Constitutional Checks

is_concise (unary): This is a constitutional check that uses a secondary LLM to evaluate whether the output is concise.

no_legal_advice (unary): This is a constitutional check that determines if the LLM explicitly gives legal advice.

is_coherent (unary): This determines if the output logically flows together and makes sense within the context of the prompt.

is_polite (unary): Ensures the output does not contain any impolite language.

progresses_conversation (unary): Ensures the output moves the conversation forward.

grammar (unary): Ensures the output is grammatically correct.

Safety

is_safe: Checks that it does not contain content of one of the following categories: hate, harassment, self-harm, sexual content, or violence.

safety_consistency: Checks that the safety of the criteria is the same as the safety of the output. So, if the criteria contains violent content, it would check that the output also contains violent content. This operator is useful to ensure that an LLM is not censoring sensitive content when that is not desired.

Basic Checks

includes_exactly: Determines whether the output includes the words provided, in their exact form.

excludes_exactly: Determines whether the output excludes the words provided, in their exact form.

equals_exactly: Determines whether the output matches the words provided, in their exact form.

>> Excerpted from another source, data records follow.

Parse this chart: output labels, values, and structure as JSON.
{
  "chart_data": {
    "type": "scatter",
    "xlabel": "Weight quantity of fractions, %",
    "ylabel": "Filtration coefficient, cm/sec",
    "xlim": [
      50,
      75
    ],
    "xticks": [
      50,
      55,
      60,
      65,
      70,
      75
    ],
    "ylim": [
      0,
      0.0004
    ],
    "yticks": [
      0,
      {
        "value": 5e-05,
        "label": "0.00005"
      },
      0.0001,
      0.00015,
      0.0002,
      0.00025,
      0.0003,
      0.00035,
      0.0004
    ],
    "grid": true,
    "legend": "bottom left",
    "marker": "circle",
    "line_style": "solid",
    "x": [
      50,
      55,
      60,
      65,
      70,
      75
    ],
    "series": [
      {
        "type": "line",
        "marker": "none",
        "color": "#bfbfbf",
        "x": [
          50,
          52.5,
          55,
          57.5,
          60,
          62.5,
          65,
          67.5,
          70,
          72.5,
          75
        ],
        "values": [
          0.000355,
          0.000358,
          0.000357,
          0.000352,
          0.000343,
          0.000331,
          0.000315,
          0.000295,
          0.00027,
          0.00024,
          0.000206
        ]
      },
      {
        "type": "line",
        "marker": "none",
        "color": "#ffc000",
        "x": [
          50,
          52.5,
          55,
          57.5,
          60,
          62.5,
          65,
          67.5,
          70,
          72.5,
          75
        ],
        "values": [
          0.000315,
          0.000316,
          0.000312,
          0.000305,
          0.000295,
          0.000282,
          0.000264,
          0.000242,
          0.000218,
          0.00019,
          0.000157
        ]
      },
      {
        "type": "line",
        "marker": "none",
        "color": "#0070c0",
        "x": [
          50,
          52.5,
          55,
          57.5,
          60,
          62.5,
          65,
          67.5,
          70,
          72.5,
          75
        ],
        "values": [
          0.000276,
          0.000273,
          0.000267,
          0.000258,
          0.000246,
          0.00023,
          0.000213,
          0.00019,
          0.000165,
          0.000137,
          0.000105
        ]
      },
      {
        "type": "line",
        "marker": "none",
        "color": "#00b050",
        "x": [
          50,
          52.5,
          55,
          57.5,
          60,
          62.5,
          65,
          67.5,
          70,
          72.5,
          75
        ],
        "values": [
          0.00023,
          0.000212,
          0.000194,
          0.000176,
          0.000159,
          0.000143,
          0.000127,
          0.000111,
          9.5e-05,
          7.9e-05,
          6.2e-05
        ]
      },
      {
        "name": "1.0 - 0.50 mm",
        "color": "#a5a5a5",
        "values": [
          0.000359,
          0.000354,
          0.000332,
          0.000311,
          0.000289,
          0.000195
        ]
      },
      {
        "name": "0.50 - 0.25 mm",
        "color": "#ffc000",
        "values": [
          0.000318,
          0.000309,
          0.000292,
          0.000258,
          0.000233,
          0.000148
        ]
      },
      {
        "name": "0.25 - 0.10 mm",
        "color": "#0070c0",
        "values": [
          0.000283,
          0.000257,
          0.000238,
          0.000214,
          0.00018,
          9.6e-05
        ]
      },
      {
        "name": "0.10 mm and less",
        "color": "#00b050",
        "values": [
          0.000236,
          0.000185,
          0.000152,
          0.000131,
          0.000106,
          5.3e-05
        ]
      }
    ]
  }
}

less_than_length: Ensures that the output is under a given number of characters.

Syntax Check

valid_json (unary): Ensures that the output is JSON parseable.

valid_yaml (unary): Ensures that the output is YAML parseable.

regex: Evaluates an arbitrary regex pattern against a given input string.

matches_json_schema: Provide a JSON schema file to define the fields/attributes/types that are are expected for an output and ensure that these expectations are met.

Format Checking

list_format: Ensures the output is formatted as a list or other enumeration

paragraph_format: Ensures the output is formatted as one or multiple distinct paragraphs

matches_format: Ensures that the output and the criteria are formatted in the same way.

Hallucination Checking

is_not_hallucinating: Ensures that any entities found within the output can also be found verbatim via a Google search. This is especially useful for legal cases: for example, if the LLM mentions “Jeffords v. NY Police Department”, the LLM will determine if this case exists.

consistent_with_files: If any files are uploaded, this ensures that the LLM output does not contradict information contained with the files.

consistent_with_context: If the “Context” feature is used, this ensures that the LLM output does not contradict the information within the context provided.

Example Operator Usage

You can see example checks for every operator by navigating to the test suites page, clicking “Import Quick Start Test Suite”, then choosing Suite Family: “Basic Examples” and “operator_examples”.